Dans ce scénario, la couche la plus stratégique ne serait pas forcément le modèle d’IA lui‑même, mais l’infrastructure transactionnelle qui permet l’activité économique automatisée.
Les entreprises qui cherchent aujourd’hui à construire cette couche — réseaux de paiement, plateformes crypto et fournisseurs cloud — se disputent en réalité la définition du système financier du commerce machine‑à‑machine.
Le changement de fond : des logiciels qui achètent à d’autres logiciels
Le rapport Keyrock met en évidence un basculement profond dans la manière dont le commerce pourrait fonctionner sur Internet.
Au lieu que les humains initient la plupart des transactions, des agents logiciels autonomes pourraient acheter en continu des services à d’autres systèmes logiciels : flux de données, puissance de calcul, inférence d’IA, stockage ou contenus numériques.

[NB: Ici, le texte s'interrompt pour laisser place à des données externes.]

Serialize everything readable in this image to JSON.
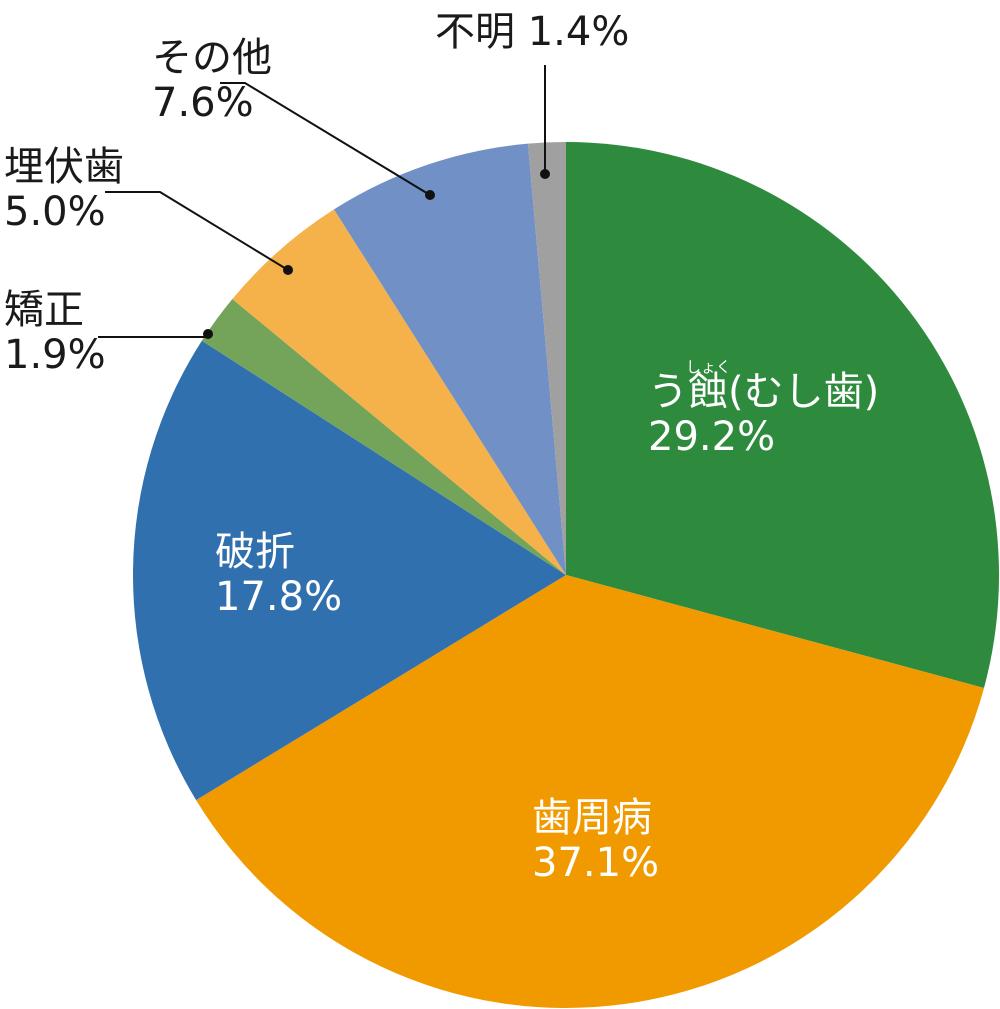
{
  "chart_data": {
    "type": "pie",
    "title": "",
    "start_angle_deg": 0,
    "direction": "clockwise",
    "center": [
      566,
      575
    ],
    "radius": 433,
    "slices": [
      {
        "label": "う蝕(むし歯)",
        "ruby": "しょく",
        "value": 29.2,
        "display": "29.2%",
        "color": "#2e8b3e",
        "label_pos": "inside"
      },
      {
        "label": "歯周病",
        "value": 37.1,
        "display": "37.1%",
        "color": "#f09a00",
        "label_pos": "inside"
      },
      {
        "label": "破折",
        "value": 17.8,
        "display": "17.8%",
        "color": "#3070ae",
        "label_pos": "inside"
      },
      {
        "label": "矯正",
        "value": 1.9,
        "display": "1.9%",
        "color": "#74a45a",
        "label_pos": "outside"
      },
      {
        "label": "埋伏歯",
        "value": 5.0,
        "display": "5.0%",
        "color": "#f5b24a",
        "label_pos": "outside"
      },
      {
        "label": "その他",
        "value": 7.6,
        "display": "7.6%",
        "color": "#7090c6",
        "label_pos": "outside"
      },
      {
        "label": "不明",
        "value": 1.4,
        "display": "1.4%",
        "color": "#a0a0a0",
        "label_pos": "outside"
      }
    ]
  },
  "labels": {
    "caries": {
      "name": "う蝕(むし歯)",
      "ruby": "しょく",
      "pct": "29.2%"
    },
    "perio": {
      "name": "歯周病",
      "pct": "37.1%"
    },
    "fracture": {
      "name": "破折",
      "pct": "17.8%"
    },
    "ortho": {
      "name": "矯正",
      "pct": "1.9%"
    },
    "impacted": {
      "name": "埋伏歯",
      "pct": "5.0%"
    },
    "other": {
      "name": "その他",
      "pct": "7.6%"
    },
    "unknown": {
      "name": "不明 1.4%"
    }
  }
}
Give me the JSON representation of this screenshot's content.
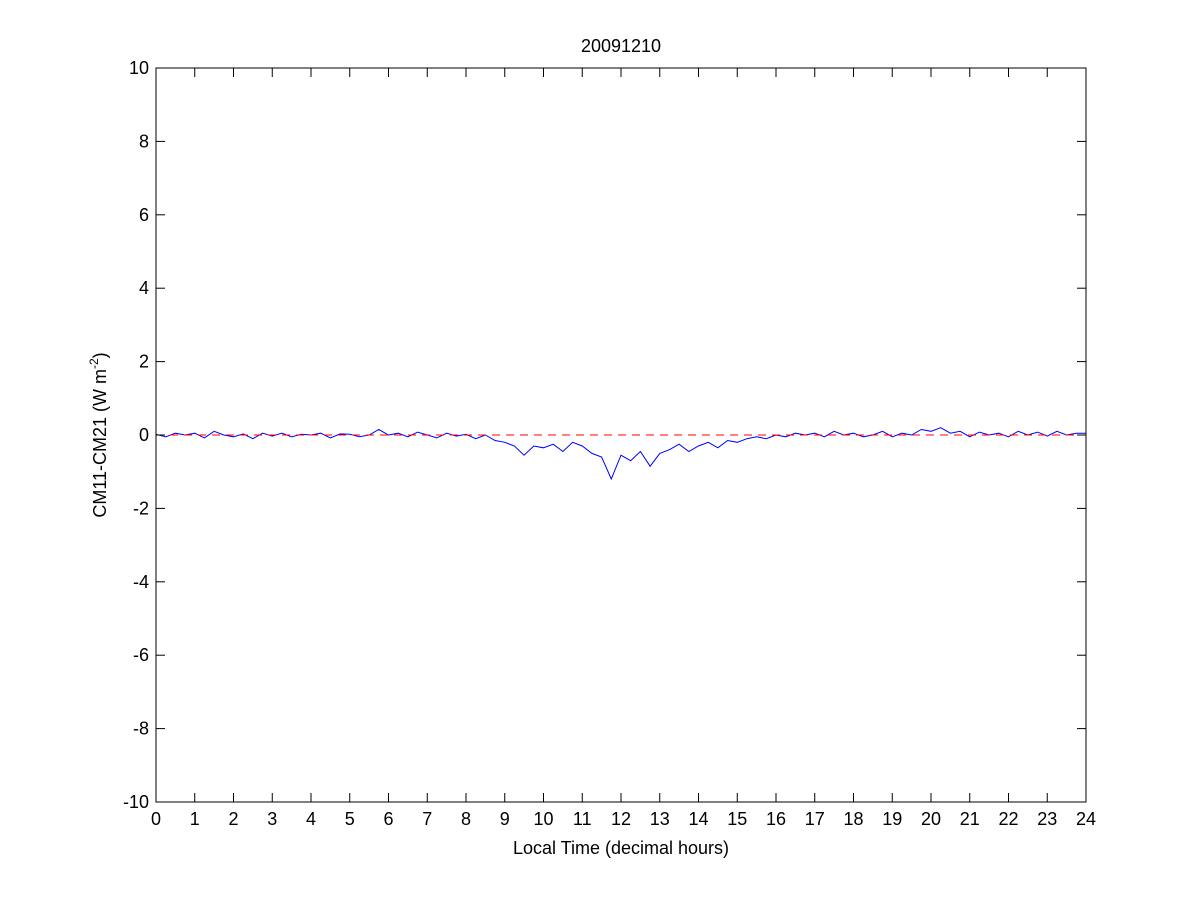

Un tel modèle économique privilégie des systèmes de paiement qui sont :
programmables
quasi instantanés
extrêmement peu coûteux
interopérables entre plateformes
Aujourd’hui, les stablecoins et les protocoles de paiement natifs d’Internet semblent être les technologies les mieux adaptées à ces exigences. Si le commerce piloté par agents continue de croître, l’infrastructure construite aujourd’hui pourrait devenir la base d’une économie numérique bien plus vaste.